Sour Apple after Federal Court of Australia denies 'App Store' trade mark

The Federal Court of Australia has upheld the Australian Trade Marks Office’s decision (TMO) to refuse to register Apple’s trade mark application for ‘APP STORE’.

Apple has been using the term ‘APP STORE’ since 2008.  In 2013, the TMO ruled that the term ‘APP STORE’ does not distinguish the goods and services of Apple from the goods and services of other traders as the terms ‘app’ and ’store’ had each been in common use before Apple’s ‘APP STORE’ was in use.

Apple appealed the decision to the Federal Court where Justice Yates held that the term ‘APP STORE’ was too broadly descriptive to be registered as trade mark.  He ruled that consumers would have understood the term ‘APP STORE’ to mean no more than an expression to describe a trade channel (a store) by or through which application software could be acquired.  Apple’s submissions did not persuade the Court otherwise.

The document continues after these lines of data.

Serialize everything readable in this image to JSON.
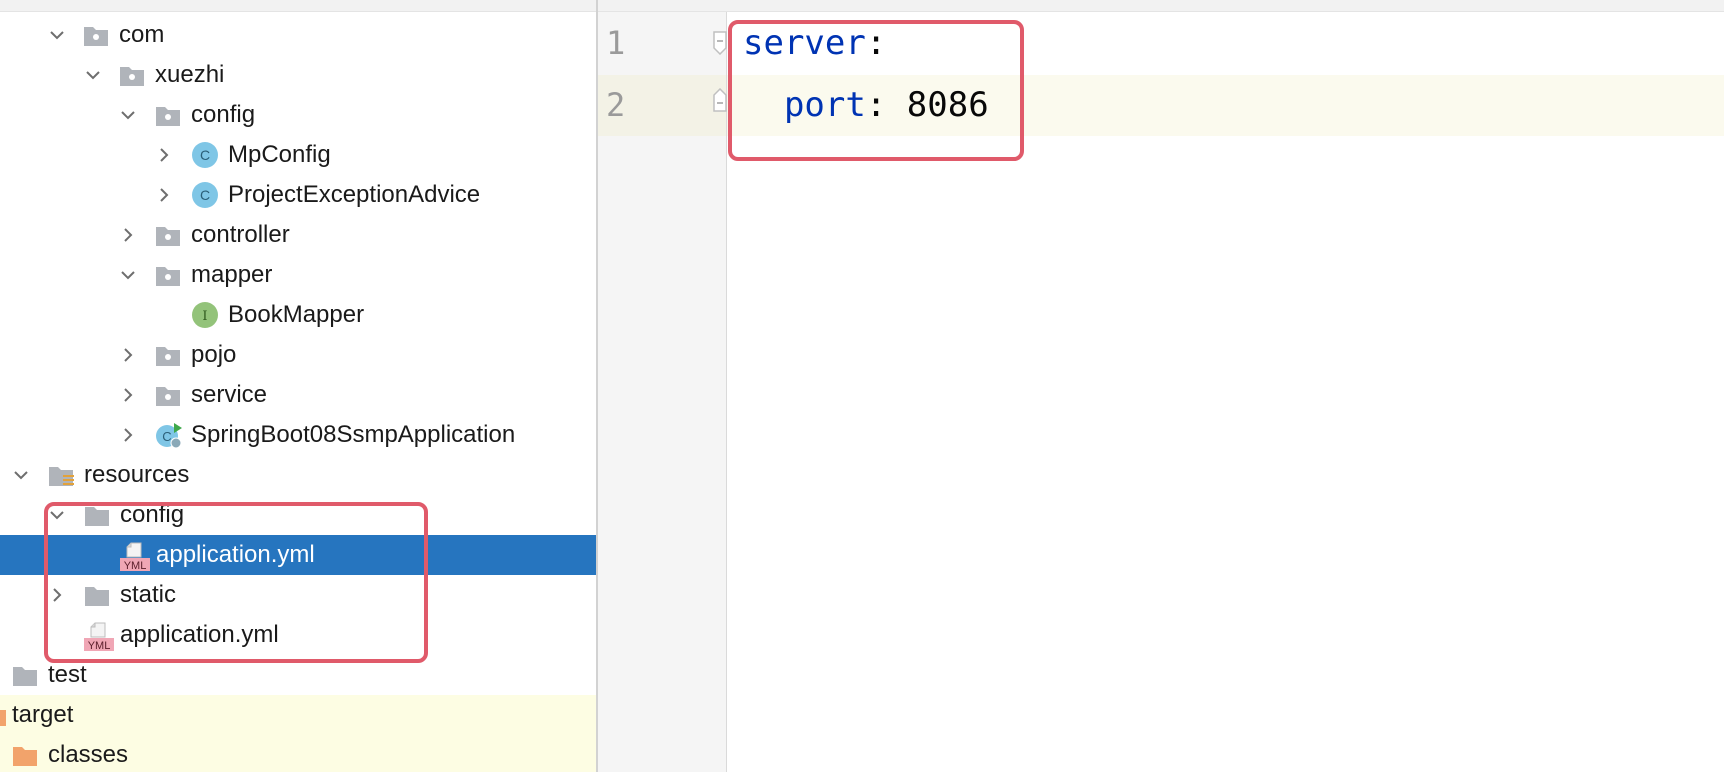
{
  "project_tree": {
    "rows": [
      {
        "label": "com",
        "kind": "package",
        "expanded": true
      },
      {
        "label": "xuezhi",
        "kind": "package",
        "expanded": true
      },
      {
        "label": "config",
        "kind": "package",
        "expanded": true
      },
      {
        "label": "MpConfig",
        "kind": "class",
        "badge": "C"
      },
      {
        "label": "ProjectExceptionAdvice",
        "kind": "class",
        "badge": "C"
      },
      {
        "label": "controller",
        "kind": "package",
        "expanded": false
      },
      {
        "label": "mapper",
        "kind": "package",
        "expanded": true
      },
      {
        "label": "BookMapper",
        "kind": "interface",
        "badge": "I"
      },
      {
        "label": "pojo",
        "kind": "package",
        "expanded": false
      },
      {
        "label": "service",
        "kind": "package",
        "expanded": false
      },
      {
        "label": "SpringBoot08SsmpApplication",
        "kind": "spring-boot-class",
        "badge": "C"
      },
      {
        "label": "resources",
        "kind": "resources-folder",
        "expanded": true
      },
      {
        "label": "config",
        "kind": "folder",
        "expanded": true
      },
      {
        "label": "application.yml",
        "kind": "yaml-file",
        "badge": "YML",
        "selected": true
      },
      {
        "label": "static",
        "kind": "folder",
        "expanded": false
      },
      {
        "label": "application.yml",
        "kind": "yaml-file",
        "badge": "YML"
      },
      {
        "label": "test",
        "kind": "folder"
      },
      {
        "label": "target",
        "kind": "excluded-folder"
      },
      {
        "label": "classes",
        "kind": "excluded-folder"
      }
    ]
  },
  "editor": {
    "line_numbers": [
      "1",
      "2"
    ],
    "lines": [
      {
        "indent": "",
        "key": "server",
        "sep": ":",
        "value": ""
      },
      {
        "indent": "  ",
        "key": "port",
        "sep": ": ",
        "value": "8086"
      }
    ]
  },
  "colors": {
    "selection": "#2675bf",
    "highlight_box": "#e05a6a",
    "yaml_key": "#0033b3",
    "class_badge": "#7fc6e6",
    "interface_badge": "#93c37a",
    "excluded_folder": "#f2a36b"
  }
}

Apple will still be able to use the unregistered term ‘APP STORE’ in respect of its goods and services in Australia.

Interestingly, in 2006 Apple secured a trade mark registration in Australia for the term 'APPSTORE' without a space in respect of services including operating online marketplaces for buying, selling and exchanging computer software and on demand applications, in addition to application service provider services.  Apple may rely on this registration to restrict others from using the term 'APPSTORE' in respect of such services; however it may be difficult to enforce this registration against other traders in light of the recent decision.

Following the Federal Court’s decision, the ‘APPSTORE’ registration may be challenged by third parties who use the term on the grounds that the term has become generic and is no longer distinctive of Apple’s services.  However this would be a very costly exercise.

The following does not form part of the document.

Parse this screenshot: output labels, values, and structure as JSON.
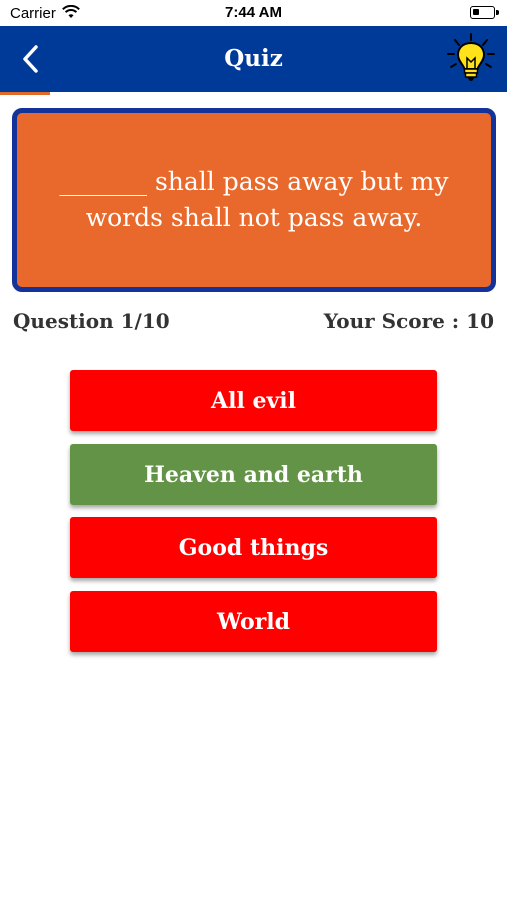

This decision is a timely reminder that irrespective of how much a mark is used in the marketplace, if the terms are commonly in use and are descriptive of the goods and services, the mark will not qualify for trade mark registration.  Further, if trade marks that have been registered as trade marks become generic, they may be vulnerable to removal from the Trade Marks Register or difficult to enforce.